Selon l’histoire standard, que l’on retrouve malheureusement encore dans de nombreux manuels de physique, la théorie quantique est apparue lorsqu’on s’est rendu compte que la physique classique prédisait une distribution d’énergie pour le rayonnement du corps noir en désaccord violent avec celle trouvée expérimentalement. À la fin des années 1890, le physicien allemand Wilhelm Wien a développé une expression qui correspondait raisonnablement bien à l’expérience, mais qui n’avait aucun fondement théorique. Lorsque Lord Rayleigh et James Jeans ont ensuite analysé le rayonnement du corps noir du point de vue de la physique classique, le spectre obtenu différait radicalement de l’expérience et de la loi de Wien. Face à cette grave anomalie, Max Planck cherche une solution, au cours de laquelle il est contraint d’introduire la notion de « quanta d’énergie ». Avec l’hypothèse des quanta, une correspondance parfaite entre la théorie et l’expérience fut obtenue. Voilà ! La théorie quantique était née.

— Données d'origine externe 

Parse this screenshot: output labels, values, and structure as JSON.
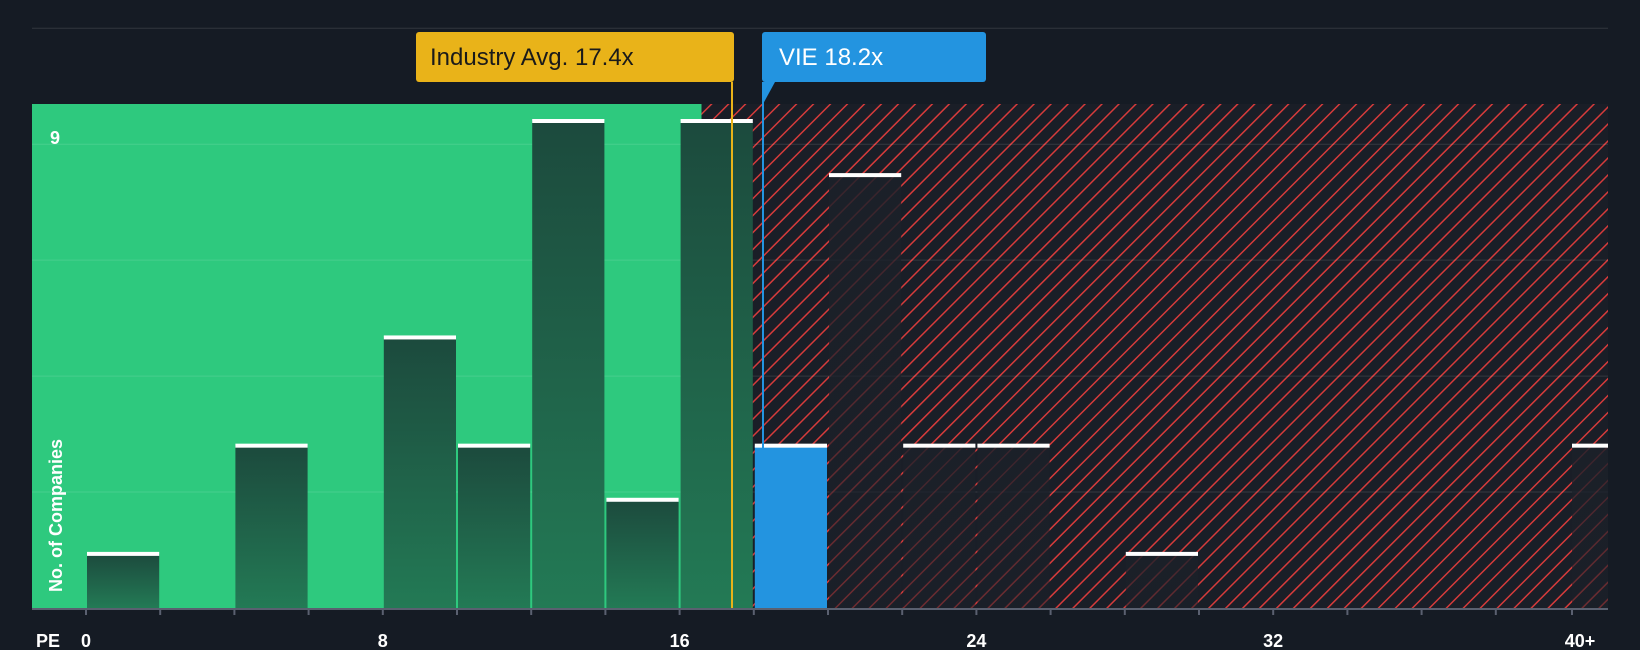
{
  "chart_data": {
    "type": "bar",
    "title": "",
    "xlabel": "PE",
    "ylabel": "No. of Companies",
    "xlim": [
      0,
      40
    ],
    "ylim": [
      0,
      9
    ],
    "x_ticks": [
      "0",
      "8",
      "16",
      "24",
      "32",
      "40+"
    ],
    "y_ticks": [
      "9"
    ],
    "bin_width": 2,
    "bins": [
      {
        "start": 0,
        "value": 1
      },
      {
        "start": 4,
        "value": 3
      },
      {
        "start": 8,
        "value": 5
      },
      {
        "start": 10,
        "value": 3
      },
      {
        "start": 12,
        "value": 9
      },
      {
        "start": 14,
        "value": 2
      },
      {
        "start": 16,
        "value": 9
      },
      {
        "start": 18,
        "value": 3,
        "highlight": true
      },
      {
        "start": 20,
        "value": 8
      },
      {
        "start": 22,
        "value": 3
      },
      {
        "start": 24,
        "value": 3
      },
      {
        "start": 28,
        "value": 1
      },
      {
        "start": 40,
        "value": 3
      }
    ],
    "fair_value_boundary": 17.4,
    "industry_avg": {
      "label": "Industry Avg. 17.4x",
      "value": 17.4,
      "color": "#e9b319"
    },
    "company": {
      "label": "VIE 18.2x",
      "value": 18.2,
      "color": "#2394e0"
    },
    "colors": {
      "background": "#151b24",
      "green_zone": "#2ec97e",
      "red_hatch": "#d63b3b",
      "bar_dark": "#1e4d40",
      "bar_edge": "#ffffff"
    }
  }
}
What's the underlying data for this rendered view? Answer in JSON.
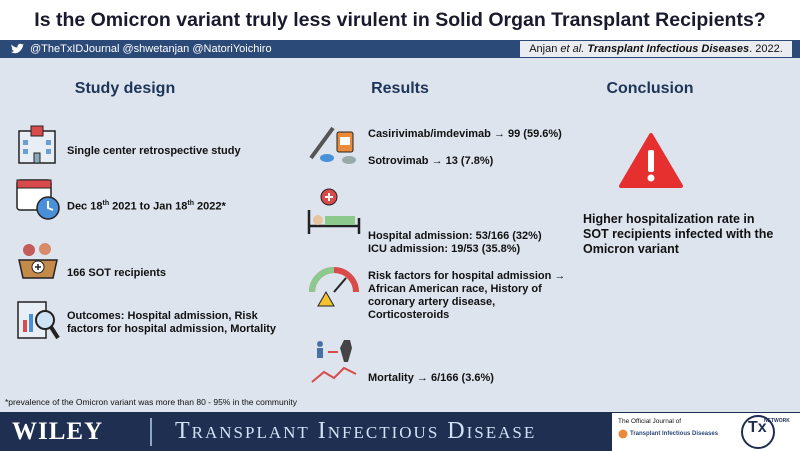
{
  "header": {
    "title": "Is the Omicron variant truly less virulent in Solid Organ Transplant Recipients?",
    "handles": "@TheTxIDJournal  @shwetanjan @NatoriYoichiro",
    "citation": {
      "authors": "Anjan ",
      "etal": "et al.",
      "journal": " Transplant Infectious Diseases",
      "year": ".  2022."
    }
  },
  "study_design": {
    "heading": "Study design",
    "design": "Single center retrospective study",
    "dates": [
      "Dec 18",
      "th",
      "  2021 to Jan 18",
      "th",
      " 2022*"
    ],
    "population": "166 SOT recipients",
    "outcomes": "Outcomes: Hospital admission, Risk factors for hospital admission, Mortality"
  },
  "results": {
    "heading": "Results",
    "treatment": [
      "Casirivimab/imdevimab → 99 (59.6%)",
      "Sotrovimab → 13 (7.8%)"
    ],
    "admission": [
      "Hospital admission: 53/166 (32%)",
      "ICU admission: 19/53 (35.8%)"
    ],
    "risk_factors": "Risk factors for hospital admission → African American race, History of coronary artery disease, Corticosteroids",
    "mortality": "Mortality → 6/166 (3.6%)"
  },
  "conclusion": {
    "heading": "Conclusion",
    "text": "Higher hospitalization rate in SOT recipients infected with the Omicron variant"
  },
  "footnote": "*prevalence of the Omicron variant was more than 80 - 95% in the community",
  "footer": {
    "publisher": "WILEY",
    "journal": "Transplant Infectious Disease",
    "official": "The Official Journal of",
    "society": "Transplant Infectious Diseases",
    "network_logo": "Tx",
    "network": "NETWORK"
  }
}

Cette histoire est un mythe, plus proche du conte de fées que de la vérité historique. La théorie quantique ne doit pas son origine à un quelconque échec de la physique classique, mais plutôt à la profonde intuition de Planck en matière de thermodynamique.
L’énigmatique entropie
Durant les dernières années du 19e siècle, de nombreux physiciens se sont retrouvés à discuter de la validité de la vision mécanique du monde, qui était jusqu’alors considérée comme acquise. La question au cœur du débat était de savoir si la mécanique newtonienne, consacrée par le temps, pouvait encore être tenue pour la description valable de l’ensemble de la nature.
Dans ces discussions, qui sondaient les fondements mêmes de la physique, l’électrodynamique et la thermodynamique occupaient le devant de la scène. Pour les électrodynamiciens, le problème fondamental était la relation entre la mécanique et l’électrodynamique, ou entre la matière et l’hypothétique éther. Les spécialistes de la thermodynamique, quant à eux, se concentraient sur la relation entre les lois de la mécanique et les deux lois fondamentales de la chaleur – le principe de conservation de l’énergie et la deuxième loi de la thermodynamique. Cette discussion s’est penchée sur le statut de la physique statistico-moléculaire et a donc examiné la question fondamentale de savoir si toute la matière est composée d’atomes. Bien que les deux discussions aient eu beaucoup en commun, c’est surtout de la seconde que la théorie quantique a émergé.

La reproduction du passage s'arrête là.